Divide large tables into smaller partitions (by date range, hash range) within a single database. Improves query performance (query only relevant partitions) and manageability (drop old partitions). Not true horizontal scaling but helpful for large tables.

Hotspots and Rebalancing

Some shards get more traffic than others (hotspots). Add new shards and rebalance data: gradually move keys from old shards to new shards. Rebalancing is complex, requires routing logic updates, can impact availability.

Practical Example

Python

# ❌ POOR - Single database bottleneck
class OrderService:
    def __init__(self, db):
        self.db = db

    def create_order(self, user_id, items):
        order = Order(user_id=user_id, items=items)
        self.db.insert('orders', order)  # Single database bottleneck
        return order

# ✅ EXCELLENT - Sharded data with routing
class ShardRouter:
    def __init__(self, num_shards):
        self.num_shards = num_shards
        self.shards = {i: Shard(i) for i in range(num_shards)}

    def get_shard(self, key):
        """Determine which shard owns this key"""
        shard_id = hash(key) % self.num_shards
        return self.shards[shard_id]

    def route(self, key, operation, *args):
        """Route operation to appropriate shard"""
        shard = self.get_shard(key)
        return getattr(shard, operation)(*args)

class Shard:
    def __init__(self, shard_id):
        self.shard_id = shard_id
        self.leader = Database(f"leader-{shard_id}")
        self.followers = [Database(f"follower-{shard_id}-{i}") for i in range(2)]

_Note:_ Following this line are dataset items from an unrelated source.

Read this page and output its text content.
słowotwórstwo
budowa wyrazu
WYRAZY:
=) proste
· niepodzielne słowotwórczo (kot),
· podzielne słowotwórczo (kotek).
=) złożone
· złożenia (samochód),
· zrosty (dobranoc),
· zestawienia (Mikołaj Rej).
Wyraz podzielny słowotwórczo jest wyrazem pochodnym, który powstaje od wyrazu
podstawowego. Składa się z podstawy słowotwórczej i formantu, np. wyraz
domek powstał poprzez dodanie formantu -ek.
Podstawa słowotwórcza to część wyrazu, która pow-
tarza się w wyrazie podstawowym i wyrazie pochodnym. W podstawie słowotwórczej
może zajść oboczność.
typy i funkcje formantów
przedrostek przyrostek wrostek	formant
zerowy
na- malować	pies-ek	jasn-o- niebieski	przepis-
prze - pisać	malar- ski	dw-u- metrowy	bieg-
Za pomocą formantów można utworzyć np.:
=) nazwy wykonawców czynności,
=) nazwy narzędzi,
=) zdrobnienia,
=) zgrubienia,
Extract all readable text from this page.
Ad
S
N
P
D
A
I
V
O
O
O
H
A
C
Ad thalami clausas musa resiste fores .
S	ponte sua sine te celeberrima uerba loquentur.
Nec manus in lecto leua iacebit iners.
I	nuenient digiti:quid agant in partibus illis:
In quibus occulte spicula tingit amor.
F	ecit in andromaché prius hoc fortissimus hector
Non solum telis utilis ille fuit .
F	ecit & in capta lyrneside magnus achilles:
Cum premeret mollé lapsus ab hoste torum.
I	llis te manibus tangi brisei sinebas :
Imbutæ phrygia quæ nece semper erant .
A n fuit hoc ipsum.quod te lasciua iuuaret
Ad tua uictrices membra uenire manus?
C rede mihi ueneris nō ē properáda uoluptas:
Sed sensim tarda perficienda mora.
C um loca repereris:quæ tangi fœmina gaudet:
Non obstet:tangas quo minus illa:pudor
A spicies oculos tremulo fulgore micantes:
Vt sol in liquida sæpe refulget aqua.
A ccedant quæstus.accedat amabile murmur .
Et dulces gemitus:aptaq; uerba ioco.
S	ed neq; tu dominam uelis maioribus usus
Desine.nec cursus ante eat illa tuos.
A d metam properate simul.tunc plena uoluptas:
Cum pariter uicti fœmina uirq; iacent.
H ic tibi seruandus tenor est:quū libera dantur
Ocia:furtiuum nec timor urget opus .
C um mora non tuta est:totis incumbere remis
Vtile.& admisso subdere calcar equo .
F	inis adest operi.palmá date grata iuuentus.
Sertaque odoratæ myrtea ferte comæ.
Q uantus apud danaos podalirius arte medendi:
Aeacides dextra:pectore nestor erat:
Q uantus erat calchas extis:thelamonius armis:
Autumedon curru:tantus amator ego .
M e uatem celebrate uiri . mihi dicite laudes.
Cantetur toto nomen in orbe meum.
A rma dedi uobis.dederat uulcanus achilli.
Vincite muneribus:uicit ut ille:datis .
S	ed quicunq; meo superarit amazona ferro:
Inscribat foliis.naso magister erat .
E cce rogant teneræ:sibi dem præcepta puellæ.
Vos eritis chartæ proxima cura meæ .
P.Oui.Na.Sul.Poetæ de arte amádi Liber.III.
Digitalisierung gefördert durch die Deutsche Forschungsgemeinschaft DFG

    def write(self, table, data):
        """Write to leader"""
        self.leader.insert(table, data)
        # Asynchronously replicate to followers
        self._replicate_to_followers(table, data)

    def read(self, table, conditions):
        """Read from follower for load distribution"""
        follower = random.choice(self.followers)
        return follower.query(f"SELECT * FROM {table} WHERE {conditions}")

    def _replicate_to_followers(self, table, data):
        for follower in self.followers:
            async_replicate(follower, table, data)

class OrderService:
    def __init__(self, router):
        self.router = router

    def create_order(self, user_id, items):
        order = Order(user_id=user_id, items=items)
        # Route to shard based on user_id
        self.router.route(user_id, 'write', 'orders', order)
        return order

    def get_user_orders(self, user_id):
        # Route to shard, read from follower
        return self.router.route(user_id, 'read', 'orders', f"user_id = {user_id}")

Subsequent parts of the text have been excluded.